Yaz denirce Orhan Kemal’in Çikolata öyküsündeki yoğurtçunun kızı oluveririm hemen. O kız nasıl çikolatanın tadını bilmiyorsa ben de yazın ne olduğunu bilemeyenlerden, bilememişlerdenim. Ya da bilmeye fırsat bulamadım, bulamıyorum. Bu konuda bilmek fiilini oldukça geniş çekebilirim.
Diyeceksiniz ki altı üstü yaz, dört mevsimden biri işte. Hoş, şimdilerde dört mevsim diye bir şey kalmadı ya. İçlerinden ilkbaharla sonbahar insanoğlunun hoyratlığından adeta sinince ortalık yazla, kışa kaldı. Devam edeceksiniz, yaz dediğin sıcak, bol güneşli, bol meyveli, sebzeli falan diye. Ardından Neyini bilemiyorsun da yoğurtçunun kızı ile kendini kıyaslıyorsun. Orada yoksulluğun diz boyu olduğu bir kurgu var diyeceksiniz. Ee, ben de ondan bahsediyorum işte. Üstelik benimki kurgu değil. Birebir yaşadıklarım, duygularım.
Ben yaz yoksuluyum. Hani yoğurtçunun kızı, öykünün sonunda kaldırıma atılan top halindeki gümüş çikolata kâğıtlarını alıp kimse görmesin diye birkaç sokak ötedeki sidikli sokakta açıp yaladı yaladı ya ben de onun gibiyim. Benim yazımın güneşi, sıcağı, meyvesi, sebzesi o çikolata kâğıtları. Ya içindeki çikolata… O yok işte! Düşünüyorum da kız hiç olmazsa çikolatanın kalıntılarını yalamış. Ben de onun gibi hiç olmazsa yarım yamalak ucundan olsun yaşamak istiyorum yazı.
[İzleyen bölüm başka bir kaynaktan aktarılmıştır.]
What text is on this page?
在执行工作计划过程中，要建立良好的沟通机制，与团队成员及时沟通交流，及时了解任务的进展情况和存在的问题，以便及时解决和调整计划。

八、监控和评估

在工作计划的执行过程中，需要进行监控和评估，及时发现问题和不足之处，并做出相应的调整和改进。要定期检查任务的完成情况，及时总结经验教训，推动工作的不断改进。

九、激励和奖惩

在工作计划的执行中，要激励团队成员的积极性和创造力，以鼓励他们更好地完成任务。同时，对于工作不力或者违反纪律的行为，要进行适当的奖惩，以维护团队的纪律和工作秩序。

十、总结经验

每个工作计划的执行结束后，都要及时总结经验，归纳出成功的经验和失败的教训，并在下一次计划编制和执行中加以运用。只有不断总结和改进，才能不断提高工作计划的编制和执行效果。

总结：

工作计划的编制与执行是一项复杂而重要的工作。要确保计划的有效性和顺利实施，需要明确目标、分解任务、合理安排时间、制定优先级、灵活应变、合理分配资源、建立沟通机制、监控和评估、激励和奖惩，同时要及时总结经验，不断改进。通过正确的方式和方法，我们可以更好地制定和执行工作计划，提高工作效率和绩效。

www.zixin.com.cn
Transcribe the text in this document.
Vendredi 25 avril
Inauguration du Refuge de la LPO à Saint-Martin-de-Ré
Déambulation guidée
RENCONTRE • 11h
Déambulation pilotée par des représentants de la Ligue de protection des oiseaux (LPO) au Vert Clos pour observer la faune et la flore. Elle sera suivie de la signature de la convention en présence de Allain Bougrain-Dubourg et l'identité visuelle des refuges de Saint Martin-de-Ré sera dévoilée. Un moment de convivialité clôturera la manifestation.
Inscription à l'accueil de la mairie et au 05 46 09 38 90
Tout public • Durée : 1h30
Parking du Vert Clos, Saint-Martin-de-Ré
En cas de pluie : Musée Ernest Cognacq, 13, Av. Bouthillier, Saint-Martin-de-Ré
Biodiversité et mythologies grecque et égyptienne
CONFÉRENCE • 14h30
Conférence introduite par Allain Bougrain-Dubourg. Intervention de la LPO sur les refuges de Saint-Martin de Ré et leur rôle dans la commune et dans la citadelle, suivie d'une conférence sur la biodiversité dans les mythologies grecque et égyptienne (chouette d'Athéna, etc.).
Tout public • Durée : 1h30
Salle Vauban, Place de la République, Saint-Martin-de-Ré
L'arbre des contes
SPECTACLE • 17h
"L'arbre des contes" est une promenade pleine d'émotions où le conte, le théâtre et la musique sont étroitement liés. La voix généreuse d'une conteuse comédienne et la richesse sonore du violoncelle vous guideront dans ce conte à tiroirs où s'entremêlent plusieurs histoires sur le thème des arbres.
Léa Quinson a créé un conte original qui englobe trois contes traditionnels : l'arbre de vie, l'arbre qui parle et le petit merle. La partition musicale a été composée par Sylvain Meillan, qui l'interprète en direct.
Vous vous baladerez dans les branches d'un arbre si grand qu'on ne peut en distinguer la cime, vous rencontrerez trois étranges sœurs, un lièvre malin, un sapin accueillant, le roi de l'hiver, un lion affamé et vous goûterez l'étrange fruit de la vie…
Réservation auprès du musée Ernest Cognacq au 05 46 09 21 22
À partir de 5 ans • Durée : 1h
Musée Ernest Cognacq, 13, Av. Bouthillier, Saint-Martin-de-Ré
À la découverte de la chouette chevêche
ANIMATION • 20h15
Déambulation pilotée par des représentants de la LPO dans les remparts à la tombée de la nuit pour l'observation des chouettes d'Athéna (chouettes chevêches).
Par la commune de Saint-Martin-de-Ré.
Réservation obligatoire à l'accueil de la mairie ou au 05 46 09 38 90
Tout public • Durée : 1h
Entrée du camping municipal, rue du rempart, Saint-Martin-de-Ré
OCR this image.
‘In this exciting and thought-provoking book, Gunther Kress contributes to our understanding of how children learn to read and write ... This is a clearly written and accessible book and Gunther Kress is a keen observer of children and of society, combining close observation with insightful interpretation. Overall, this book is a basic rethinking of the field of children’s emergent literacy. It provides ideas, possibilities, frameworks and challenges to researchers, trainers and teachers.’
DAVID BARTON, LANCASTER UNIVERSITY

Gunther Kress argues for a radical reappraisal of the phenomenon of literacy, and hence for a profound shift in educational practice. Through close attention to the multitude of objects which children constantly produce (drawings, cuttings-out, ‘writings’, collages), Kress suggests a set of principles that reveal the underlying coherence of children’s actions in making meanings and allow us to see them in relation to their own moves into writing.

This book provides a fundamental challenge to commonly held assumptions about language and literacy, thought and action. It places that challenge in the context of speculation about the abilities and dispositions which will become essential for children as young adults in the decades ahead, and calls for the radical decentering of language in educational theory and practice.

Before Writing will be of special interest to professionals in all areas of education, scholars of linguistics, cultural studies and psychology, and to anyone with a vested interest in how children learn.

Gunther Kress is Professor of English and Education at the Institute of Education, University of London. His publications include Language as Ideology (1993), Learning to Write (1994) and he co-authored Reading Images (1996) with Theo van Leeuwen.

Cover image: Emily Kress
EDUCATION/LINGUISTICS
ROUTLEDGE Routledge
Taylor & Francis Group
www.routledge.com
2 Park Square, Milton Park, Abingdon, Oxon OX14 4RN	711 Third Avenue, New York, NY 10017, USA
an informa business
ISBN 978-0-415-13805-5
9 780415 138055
Yaz deyince aklınıza gelmeyeni, ya da beni üzmemek için es geçtiğinizin ne olduğunu size söyleyeyim. Tatil… Ta-til. İki hece. Öyle çikolata gibi söylenişi zor ve uzun değil. Ne rahat söyleniyor değil mi? Tadı nasıl acaba? Bilmem ki. Güzel olduğu belli. Boy boy, sere serpe arkadaş fotoğraflarından anlaşılıyor. Dalganın biri gidip öteki gelirken verilen güneş yağlı bronz bedenlerin pozları, beş yıldızlı hadi bilemedin üç yıldızlı otel havuzları, kaydırakları, açık büfe kahvaltıları, yemekleri, yok bilmem ne koyu turları.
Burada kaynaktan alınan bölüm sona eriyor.